O Cântico de Débora, também muito antigo, mas possivelmente posterior ao de Moisés, faz uso de linguagem simbólica ainda mais refinada:
“Ouvi, reis, dai ouvidos, príncipes/
eu, eu mesma cantarei a Iahweh/ salmodiarei a Iahweh, Deus de Israel/ Saindo
tu, ó Iahweh, de Seir/ marchando desde o campo de Edom/ os céus gotejaram/ sim,
até as nuvens gotejaram águas/ Os montes vacilaram diante de Iahweh/ lá o Sinai
diante de Iahweh, Deus de Israel [...] Desde os céus pelejaram as estrelas
contra Sísera/ Desde a sua órbita o fizeram/ O ribeiro Quisom os arrastou/
Quisom, o ribeiro das batalhas/ Avante, ó minha alma, firme!/ Então as unhas
dos cavalos socavam pelo galopar/ o galopar dos seus guerreiros/ Amaldiçoai a
Meroz, diz o Anjo de Iahweh/ amaldiçoai duramente os seus moradores/ porque não
vieram em socorro de Iahweh [...] Assim, ó Senhor, pereçam todos os teus
inimigos/ porém os que te amam brilham como o sol quando se levanta no seu
esplendor” (Jz 5:3-5. 20-23, 31).
Este texto não se refere
apenas à destra de Iahweh: afirma que os moradores de Meroz não saíram em
socorro de Deus.
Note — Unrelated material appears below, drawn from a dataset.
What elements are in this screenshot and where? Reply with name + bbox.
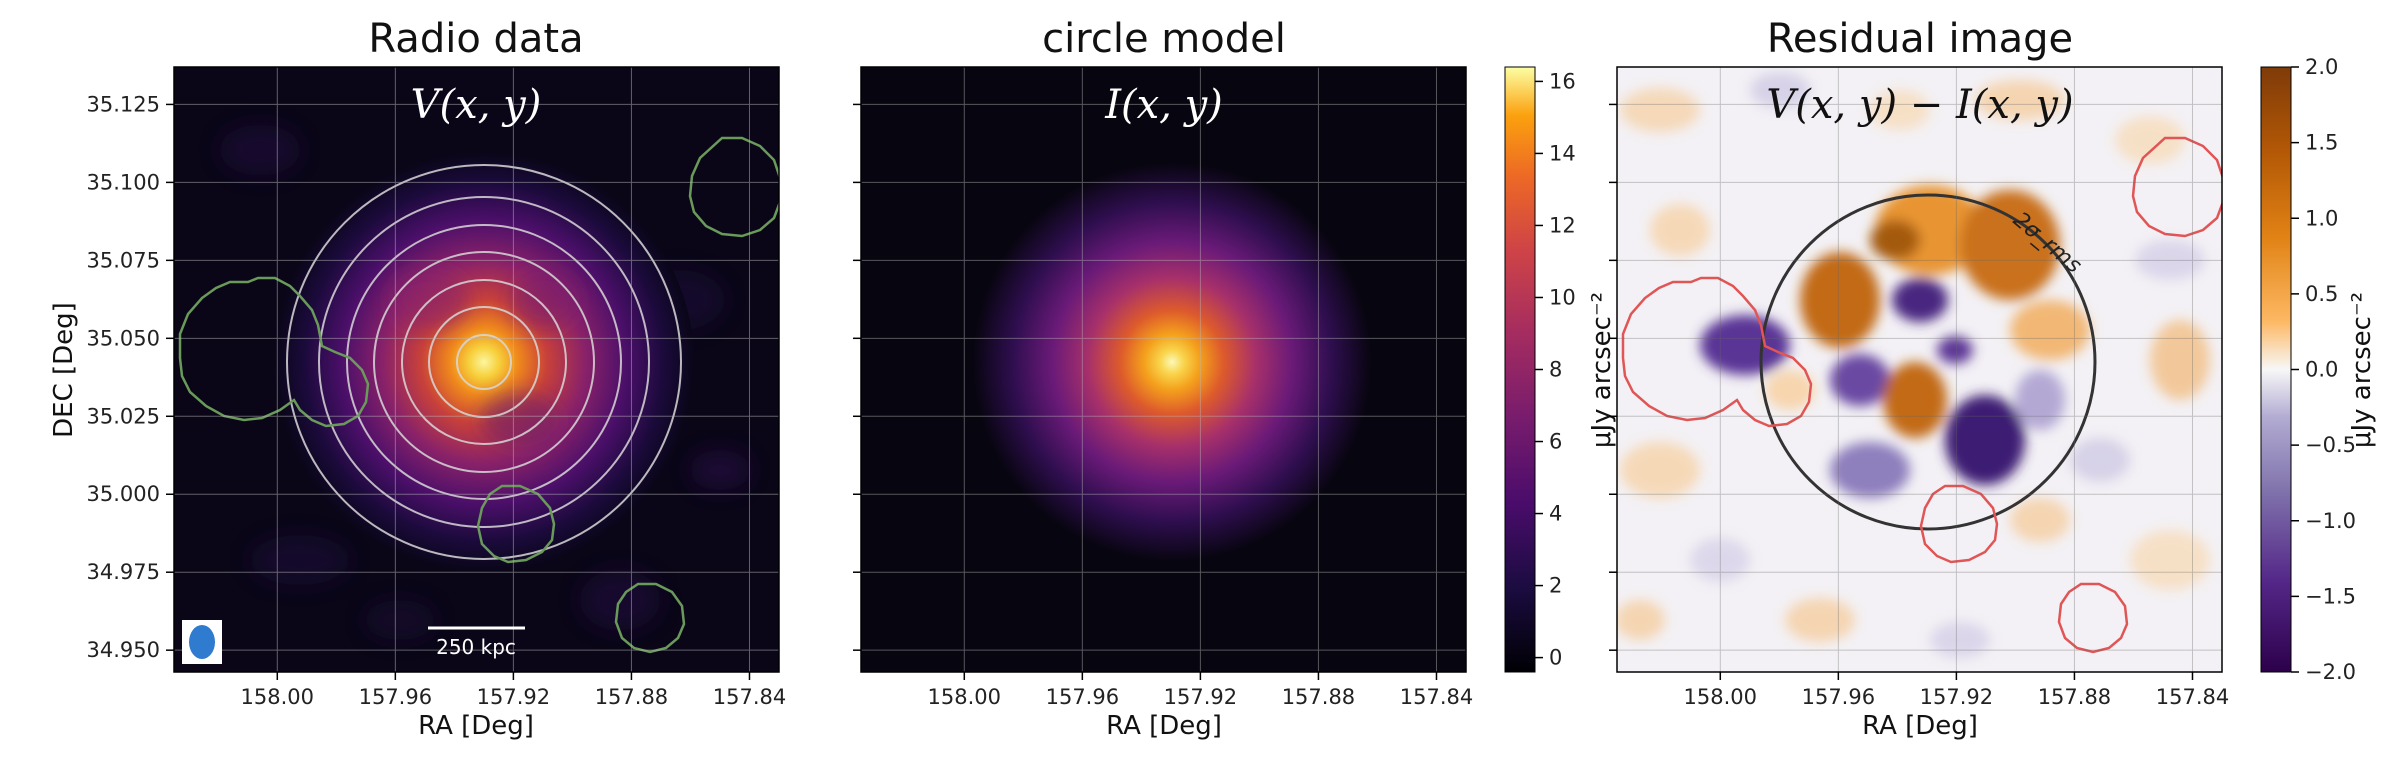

Naturalmente, a autora não considerava que Iahweh precisasse
de ajuda humana. Portanto, ela se referiu ao socorro dos homens numa figura de
ironia. Atribuiu aos moradores de Meroz a crença de que Iahweh só triunfaria
por meio do auxílio deles. E estendeu suas metáforas não só a Deus, mas
até aos homens quando desejou que os que o amam “brilhem como o sol”.
O caráter progressivamente complexo
das figuras de linguagem empregadas nos textos produzidos nos povos em que se
deu a transição do politeísmo ao culto ao Deus único e nos cânticos da época de
fundação do monoteísmo confirma a tese de que a idolatria e o culto a múltiplos
deuses podem ter sido consequência da corrupção do sentido de termos figurados
sobre o único Deus, que tinham sido criados pelos sacerdotes em tempos muito
remotos. Se tiver sido assim, a História da Religião ficará iluminada por um
facho de luz nova, que permitirá compreender, mais adequadamente, por que
os primeiros lampejos de um sentimento desenvolvido de piedade foram inspirados pela ideia do Deus supremo, à qual os sacerdotes da época deram
desenvolvimento por meio de expressões figuradas, que outras pessoas
corromperam e empregaram em sentidos literais e referiram à matéria.O desenvolvimento do culto ao Deus único, do henoteísmo patriarcal ao judaísmo, o cristianismo e o islamismo, não mostra outra coisa: sempre que o emprego da linguagem figurada foi chancelado e pôde crescer livremente, no culto religioso, de modo a gerar ideias cada vez mais sofisticadas e abstratas, o monoteísmo e com ele a linguagem adquiriram um quilate intelectual inteiramente novo. Porém, onde o apego ao sentido literal das palavras se fortaleceu, como no fundamentalismo judeu, cristão e muçulmano, ele regrediu imperceptivelmente a cultos muito mais primitivos.